So what’s driving these risks?

First, there are no real consensus standards governing design, manufacture or performance of these devices. UL and other bodies are just beginning to look at these issues.

Second, to the extent there are laws and regulations, they are being enacted by all sorts of different agencies, leaving a hodge-podge and no clear regulatory or legal direction.

​Third, very few cases outline the liability associated with IoT devices and smart homes and how judges and juries may treat liability questions.

Fourth, some of the device are poorly designed and made. The useful life of the device is not communicated and may not even be known by the manufacturer. And there is also little independent product assessment.

Fifth, some devices are being designed and made without considering the risks of the devices being exploited or in common parlance hacked. So, for example, you get baby monitors being hijacked and strangers talking to babies thru the monitors. You get TVs being hacked and held ransom.

Finally, often there is no commitment by the developer to patch and update the software. Think about how often you must update the software of your laptops, tablets and smart phones. These updates provide security from vulnerabilities and problems that are discovered. (As an aside, if you don’t promptly download these upgrades, please do so. They really do protect you). With some devices, we don’t know how and how often updates are planned and under what circumstances.

We may not know how long the company plans to support a product with software security upgrades. We don’t know what a consumer has to do to get upgrades or how to receive them.

Another risk stems from the fact that data from all these devices may be collected and stored someplace else with unknown quality and security controls.

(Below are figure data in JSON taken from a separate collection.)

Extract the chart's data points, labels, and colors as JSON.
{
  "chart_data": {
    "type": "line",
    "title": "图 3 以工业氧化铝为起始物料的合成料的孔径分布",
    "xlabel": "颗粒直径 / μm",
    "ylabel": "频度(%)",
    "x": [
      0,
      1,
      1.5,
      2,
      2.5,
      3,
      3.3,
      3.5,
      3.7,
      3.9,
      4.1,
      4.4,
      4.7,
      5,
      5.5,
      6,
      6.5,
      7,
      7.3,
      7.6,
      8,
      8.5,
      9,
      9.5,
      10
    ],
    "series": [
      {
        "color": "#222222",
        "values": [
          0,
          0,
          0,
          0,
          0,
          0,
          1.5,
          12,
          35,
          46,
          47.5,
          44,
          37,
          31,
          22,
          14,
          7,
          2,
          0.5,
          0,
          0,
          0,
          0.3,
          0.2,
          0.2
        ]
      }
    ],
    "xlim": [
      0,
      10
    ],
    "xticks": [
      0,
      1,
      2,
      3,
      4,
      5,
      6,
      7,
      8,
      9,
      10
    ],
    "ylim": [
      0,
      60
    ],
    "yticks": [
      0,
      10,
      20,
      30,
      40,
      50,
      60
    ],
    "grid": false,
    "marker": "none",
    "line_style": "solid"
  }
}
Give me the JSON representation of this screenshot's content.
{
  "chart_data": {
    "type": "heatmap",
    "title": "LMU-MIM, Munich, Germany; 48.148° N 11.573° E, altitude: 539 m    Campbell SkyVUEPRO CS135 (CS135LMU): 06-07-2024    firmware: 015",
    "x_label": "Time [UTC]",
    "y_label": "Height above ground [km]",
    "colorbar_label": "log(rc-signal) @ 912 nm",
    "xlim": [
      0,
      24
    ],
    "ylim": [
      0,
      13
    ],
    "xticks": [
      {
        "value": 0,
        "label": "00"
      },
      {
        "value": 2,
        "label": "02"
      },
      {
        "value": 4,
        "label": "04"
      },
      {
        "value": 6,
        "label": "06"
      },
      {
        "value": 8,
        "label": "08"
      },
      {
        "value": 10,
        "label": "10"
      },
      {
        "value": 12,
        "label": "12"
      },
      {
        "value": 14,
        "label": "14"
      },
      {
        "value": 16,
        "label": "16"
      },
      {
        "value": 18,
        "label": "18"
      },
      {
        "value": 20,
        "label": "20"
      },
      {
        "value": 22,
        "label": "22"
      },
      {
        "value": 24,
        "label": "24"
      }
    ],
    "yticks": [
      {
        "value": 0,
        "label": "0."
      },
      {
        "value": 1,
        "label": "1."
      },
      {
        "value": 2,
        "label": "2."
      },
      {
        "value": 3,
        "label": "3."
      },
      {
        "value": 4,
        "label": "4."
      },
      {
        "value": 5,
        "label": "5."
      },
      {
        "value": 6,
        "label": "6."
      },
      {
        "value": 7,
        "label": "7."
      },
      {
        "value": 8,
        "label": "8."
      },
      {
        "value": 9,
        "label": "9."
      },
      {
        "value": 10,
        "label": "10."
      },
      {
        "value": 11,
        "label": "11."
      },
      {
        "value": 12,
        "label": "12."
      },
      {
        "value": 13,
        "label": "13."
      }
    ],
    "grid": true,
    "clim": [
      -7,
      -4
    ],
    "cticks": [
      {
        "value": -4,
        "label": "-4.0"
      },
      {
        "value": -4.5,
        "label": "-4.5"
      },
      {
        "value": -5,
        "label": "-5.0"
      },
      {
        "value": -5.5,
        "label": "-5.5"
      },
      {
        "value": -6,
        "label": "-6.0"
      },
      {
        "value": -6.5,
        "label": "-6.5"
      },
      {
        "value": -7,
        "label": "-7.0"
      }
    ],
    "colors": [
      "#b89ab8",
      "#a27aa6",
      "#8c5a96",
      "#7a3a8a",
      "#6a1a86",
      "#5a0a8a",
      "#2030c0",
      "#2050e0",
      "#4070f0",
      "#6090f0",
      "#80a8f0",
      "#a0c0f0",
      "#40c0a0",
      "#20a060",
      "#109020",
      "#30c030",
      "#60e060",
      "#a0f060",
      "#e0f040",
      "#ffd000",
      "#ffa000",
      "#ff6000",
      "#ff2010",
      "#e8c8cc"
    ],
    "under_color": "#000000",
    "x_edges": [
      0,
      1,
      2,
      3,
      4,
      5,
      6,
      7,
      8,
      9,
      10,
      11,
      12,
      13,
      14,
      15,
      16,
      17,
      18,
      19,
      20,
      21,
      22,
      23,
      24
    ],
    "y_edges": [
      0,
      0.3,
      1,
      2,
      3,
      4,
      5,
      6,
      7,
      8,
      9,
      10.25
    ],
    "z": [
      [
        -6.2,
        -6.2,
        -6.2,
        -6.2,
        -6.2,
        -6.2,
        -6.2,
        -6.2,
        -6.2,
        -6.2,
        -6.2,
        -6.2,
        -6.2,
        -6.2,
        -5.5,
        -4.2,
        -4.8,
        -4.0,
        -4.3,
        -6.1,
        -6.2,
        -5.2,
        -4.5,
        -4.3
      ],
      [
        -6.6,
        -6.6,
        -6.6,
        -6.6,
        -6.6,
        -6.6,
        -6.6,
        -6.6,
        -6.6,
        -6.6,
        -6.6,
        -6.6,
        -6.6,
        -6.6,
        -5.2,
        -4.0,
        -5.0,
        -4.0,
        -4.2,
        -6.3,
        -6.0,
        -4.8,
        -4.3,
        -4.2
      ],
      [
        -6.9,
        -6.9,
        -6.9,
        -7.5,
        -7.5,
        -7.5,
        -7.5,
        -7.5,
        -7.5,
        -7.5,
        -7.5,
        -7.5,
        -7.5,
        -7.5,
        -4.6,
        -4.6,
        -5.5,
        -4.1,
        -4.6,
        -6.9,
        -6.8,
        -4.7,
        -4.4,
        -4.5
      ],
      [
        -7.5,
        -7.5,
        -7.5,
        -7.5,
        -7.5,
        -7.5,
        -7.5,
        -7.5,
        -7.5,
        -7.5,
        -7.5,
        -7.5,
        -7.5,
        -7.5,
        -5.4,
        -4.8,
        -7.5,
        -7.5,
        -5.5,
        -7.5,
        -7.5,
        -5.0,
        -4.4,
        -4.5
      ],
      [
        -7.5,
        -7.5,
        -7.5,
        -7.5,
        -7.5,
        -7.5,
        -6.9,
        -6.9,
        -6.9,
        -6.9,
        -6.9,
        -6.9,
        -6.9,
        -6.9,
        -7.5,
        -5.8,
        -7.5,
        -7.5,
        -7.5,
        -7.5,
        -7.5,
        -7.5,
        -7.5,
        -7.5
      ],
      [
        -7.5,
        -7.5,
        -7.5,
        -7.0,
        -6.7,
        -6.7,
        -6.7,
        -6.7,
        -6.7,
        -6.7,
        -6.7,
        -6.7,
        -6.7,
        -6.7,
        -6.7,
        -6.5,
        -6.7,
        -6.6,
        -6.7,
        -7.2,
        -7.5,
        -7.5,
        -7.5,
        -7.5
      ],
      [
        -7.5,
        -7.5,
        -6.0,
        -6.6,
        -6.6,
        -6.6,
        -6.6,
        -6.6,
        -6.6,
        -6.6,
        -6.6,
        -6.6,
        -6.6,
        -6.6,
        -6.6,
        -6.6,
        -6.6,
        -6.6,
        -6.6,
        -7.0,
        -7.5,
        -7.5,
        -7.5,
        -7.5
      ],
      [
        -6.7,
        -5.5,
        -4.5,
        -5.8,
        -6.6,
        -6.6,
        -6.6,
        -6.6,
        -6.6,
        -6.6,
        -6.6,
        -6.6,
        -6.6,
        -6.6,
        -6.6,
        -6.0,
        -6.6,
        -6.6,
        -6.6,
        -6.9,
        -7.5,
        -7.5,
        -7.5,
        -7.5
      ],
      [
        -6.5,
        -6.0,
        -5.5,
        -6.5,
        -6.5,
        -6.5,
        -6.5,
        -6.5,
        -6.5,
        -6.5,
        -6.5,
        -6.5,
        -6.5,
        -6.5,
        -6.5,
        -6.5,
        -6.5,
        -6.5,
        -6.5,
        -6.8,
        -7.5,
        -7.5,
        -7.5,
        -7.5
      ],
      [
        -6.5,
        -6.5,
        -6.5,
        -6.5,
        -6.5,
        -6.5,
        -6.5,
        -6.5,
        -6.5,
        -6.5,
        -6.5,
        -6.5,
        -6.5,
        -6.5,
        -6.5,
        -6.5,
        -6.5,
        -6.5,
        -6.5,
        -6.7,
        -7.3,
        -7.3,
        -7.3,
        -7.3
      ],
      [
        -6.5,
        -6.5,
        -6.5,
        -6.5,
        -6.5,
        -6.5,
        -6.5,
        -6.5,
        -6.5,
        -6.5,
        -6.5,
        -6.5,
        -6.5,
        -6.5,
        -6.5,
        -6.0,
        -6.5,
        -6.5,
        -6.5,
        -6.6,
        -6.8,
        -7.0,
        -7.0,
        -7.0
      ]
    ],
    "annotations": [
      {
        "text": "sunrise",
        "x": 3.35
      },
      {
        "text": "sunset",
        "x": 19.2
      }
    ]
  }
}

So you not only have more data being collected and kept than homeowners ever dreamed- data owned not by the homeowner but by someone else–but you know little about who has it and what they might do with it. And some of this data could be of pretty sensitive stuff. And informed consent as to what can be done with the data is a big issue. We are all used to seeing and agreeing to consent forms for applications (the way these are done begs whether the consent is truly informed) but how do you provide and get consent for devices that may not have a screen.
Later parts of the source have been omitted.